If a PR updates the content of a document which is already open in the UI then while the actual content is changed the UI doesn't update. This can be very confusing indeed as re-running an app can given very odd behaviour indeed.

greenwoodma commented 3 years ago

So the issue here is that if you call DocumentImpl.setContent(DocumentContent) all that happens is that the internal content variable gets updated. None of the events fire and hence no UI changes. What I'm less sure about is what should actually happen. Should we treat this as essentially an edit of the document over the full length of the previous contents so annotations etc. can be updated? I can envisage situations where replacing the content would leave annotations attached who's offsets fall outside the length of the new content. This seems bad in so many ways, yet at the same time I know setContent is called during some of the markup unpacking when we load documents so I'm not sure if changing this to be an edit would then mess up loading documents.

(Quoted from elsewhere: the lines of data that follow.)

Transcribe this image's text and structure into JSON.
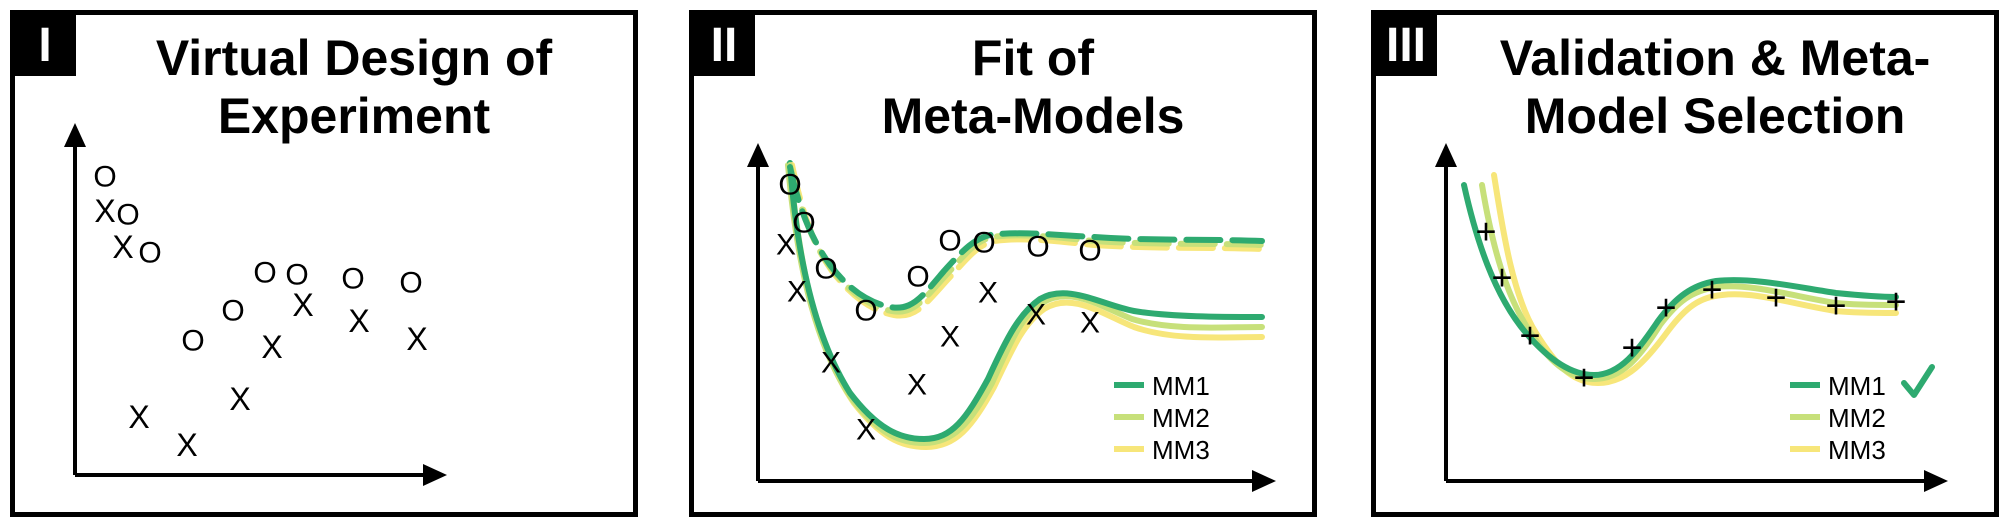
{
  "panels": [
    {
      "number": "I",
      "title_line1": "Virtual Design of",
      "title_line2": "Experiment"
    },
    {
      "number": "II",
      "title_line1": "Fit of",
      "title_line2": "Meta-Models"
    },
    {
      "number": "III",
      "title_line1": "Validation & Meta-",
      "title_line2": "Model Selection"
    }
  ],
  "legend": [
    "MM1",
    "MM2",
    "MM3"
  ],
  "colors": {
    "mm1": "#2eaa70",
    "mm2": "#c7e07a",
    "mm3": "#f7e67a",
    "ink": "#000000"
  },
  "markers": {
    "x": "X",
    "o": "O",
    "plus": "+"
  },
  "selected_icon": "checkmark-icon"
}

I'm going to experiment further but does anyone have any thoughts? The Javadocs don't help as they don't really define what should happen. @ianroberts any thoughts as you are as likely as anyone to know what this should do, versus what it does do.

ianroberts commented 3 years ago

Changing setContent to call edit looks like it shouldn't break anything - the document formats always set the content before creating any annotations, so a call to document.edit(0, docLength, newcontent) basically boils down to a call to edit on the original DocumentContent, which replaces the old string with a new one. It might be sensible to put a special case optimisation in DocumentContentImpl.edit so that when you give it offsets that cover the whole of the current content then it can bypass the StringBuffer bit and simply copy the new content's String by reference.

What PRs do we have that call Document.setContent rather than using the edit method anyway?

greenwoodma commented 3 years ago

So technically it's not a PR but the app we use for the OCR service on cloud. When it spots the document is a Base64 encoded image it sends that to the service and then when it gets text back replaces the document content with the ocr text. I spotted this problem when testing that as it appeared to be doing nothing at all.

Having dug around a bit further I think that if I changed it to be a proper edit I might break the UIMA document format. It seems to set the content but then continue to use annotations from original markups, but these would have disappeared if the content was an edit (I think). I'll try and test that and see for sure, but I'm tempted just to do the variable swap as we do currently and then fire the content edited event to update the UI rather than making it an actual edit just to be on the safe side.

greenwoodma commented 3 years ago

I'm going to close this as "wontfix". This is partly as the code I had should really have been using edit anyway, and I don't want to risk changing the behaviour of such a long standing method without being able to fully test all the places it might have been used.